Sey mendapatkan kesialan bertubi-tubi hari ini. Pertama, buku kebanggaannya sudah hancur, kedua! Gosip baru tentang dirinya berpacaran dengan Vega telah tersebar luas, dan terakhir guru Sejarah menyuruh memberi tugas merangkum 3 bab sekaligus.
Sey tidak menyerah, ia selalu tekun kalau soal tugas. Menurutnya, jika tugas selesai maka hati akan tenang dan aman dari segala hukuman atau pun kekosongan nilai.
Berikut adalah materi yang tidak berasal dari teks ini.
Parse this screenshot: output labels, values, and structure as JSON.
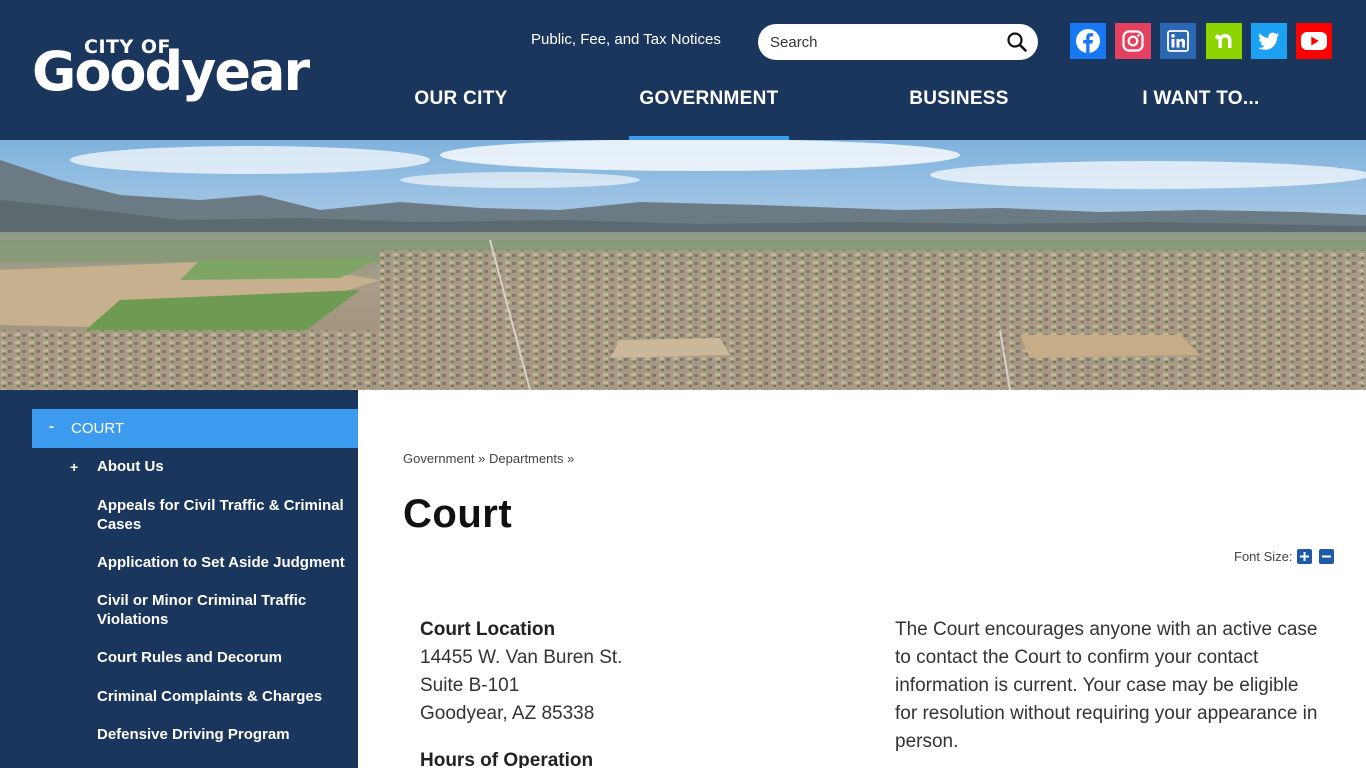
{
  "header": {
    "logo_top": "CITY OF",
    "logo_main": "Goodyear",
    "notices_link": "Public, Fee, and Tax Notices",
    "search_placeholder": "Search",
    "social": [
      {
        "name": "facebook-icon",
        "color": "#1877f2"
      },
      {
        "name": "instagram-icon",
        "color": "#e4405f"
      },
      {
        "name": "linkedin-icon",
        "color": "#2b67b3"
      },
      {
        "name": "nextdoor-icon",
        "color": "#8ed500"
      },
      {
        "name": "twitter-icon",
        "color": "#1da1f2"
      },
      {
        "name": "youtube-icon",
        "color": "#ff0000"
      }
    ],
    "nav": [
      "OUR CITY",
      "GOVERNMENT",
      "BUSINESS",
      "I WANT TO..."
    ],
    "active_nav": "GOVERNMENT"
  },
  "sidebar": {
    "section_toggle": "-",
    "section": "COURT",
    "expand_toggle": "+",
    "items": [
      "About Us",
      "Appeals for Civil Traffic & Criminal Cases",
      "Application to Set Aside Judgment",
      "Civil or Minor Criminal Traffic Violations",
      "Court Rules and Decorum",
      "Criminal Complaints & Charges",
      "Defensive Driving Program"
    ]
  },
  "main": {
    "breadcrumb": [
      "Government",
      "Departments"
    ],
    "breadcrumb_sep": "»",
    "title": "Court",
    "font_size_label": "Font Size:",
    "location_heading": "Court Location",
    "address": [
      "14455 W. Van Buren St.",
      "Suite B-101",
      "Goodyear, AZ 85338"
    ],
    "hours_heading": "Hours of Operation",
    "paragraph": "The Court encourages anyone with an active case to contact the Court to confirm your contact information is current. Your case may be eligible for resolution without requiring your appearance in person."
  },
  "colors": {
    "header_bg": "#1b365d",
    "accent": "#3d9bef"
  }
}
Tidak seperti Devi, baru saja menyelesaikan 2 lembar, dia sudah melempar bolpoinnya tanda menyerah.
"Menurut lo Sey, apa definisi guru gak punya hati?" tanya Devi matanya tertuju pada guru yang sedang duduk sambil memainkan handphone.
Sey menutup matanya, pura-pura berpikir keras. "Ngasih tugas yang gak masuk akal, kayak Bu Ipeh?" tebak Sey.
Devi mengangguk. "Liat aja dia. Setelah ngasih tugas, malah enak-enakan main Hape." Devi mendengus kesal.
"Menurut ramalan—"
"Jangan bilang Pak Deden!" potong Devi cepat.
"Bukan Jingan! Menurut ramalan gue, dia bertingkah kayak gini karena ingin bales dendam," ucap Sey santai.
"Hah? Bales dendam? Emang kelas kita salah apaan?" tanya Devi mencium aroma-aroma candaan.
"Bukan Mamang!" Sey menoyor kepala Devi.
"Terus apaan?"
"Jadi gini, gue punya firasat kalau semua guru yang ngasih tugasnya suka di luar nalar itu salah satu ungkapan balas dendam mereka, kepada guru-guru sebelumnya. Mereka juga dulu kayak kita," jelas Sey.
"Lah si kampret. Punya dendam ke gurunya guru, kenapa kita yang jadi pelampiasan?" tanya Devi penuh dengan emosi, mata dia berkilat penuh amarah, sesekali melirik Bu Ipeh.
"Lo bisa bales dendam nanti kalau lo jadi guru juga," ujar Sey.
Devi berdecak pelan. "Helow! Gue gak suka ya ngelampiasin dendam ke orang lain, gak etis banget iyuh." Devi pura-pura meludah.
"Heleh, lo juga suka lampiasin kemarahan lo ke gue. Mau ngomong apa lo?"
Devi mendelik. "Lo gak denger? Gue bilang itu dendam. Bukan marah-marah!" ucap Devi sewot.
Sey memutar bola matanya malas. Bukankah itu sama saja? Suka melampiaskan kesalahan seseorang ke orang lain? Lihat saja Devi sekarang, mencoret-coret belakang bukunya dengan begitu emosi.
"Dev, udah. Kasian pulpennya," ucap Sey menghentikan aktivitas Devi.
Devi menatap Bu Ipeh, dia masih asyik sendiri dengan handphonenya. Beberapa kali Sey dan dirinya berteriak-teriak padahal, tapi dia sama sekali tak terganggu dengan lengkingan suara Sey.
"Lo mau buat gila enggak Sey?" tanya Devi pelan namun terdengar dengan sangat jelas di telinga Sey.
"Ogah ... ada Bu Ipeh," tolak Sey malas.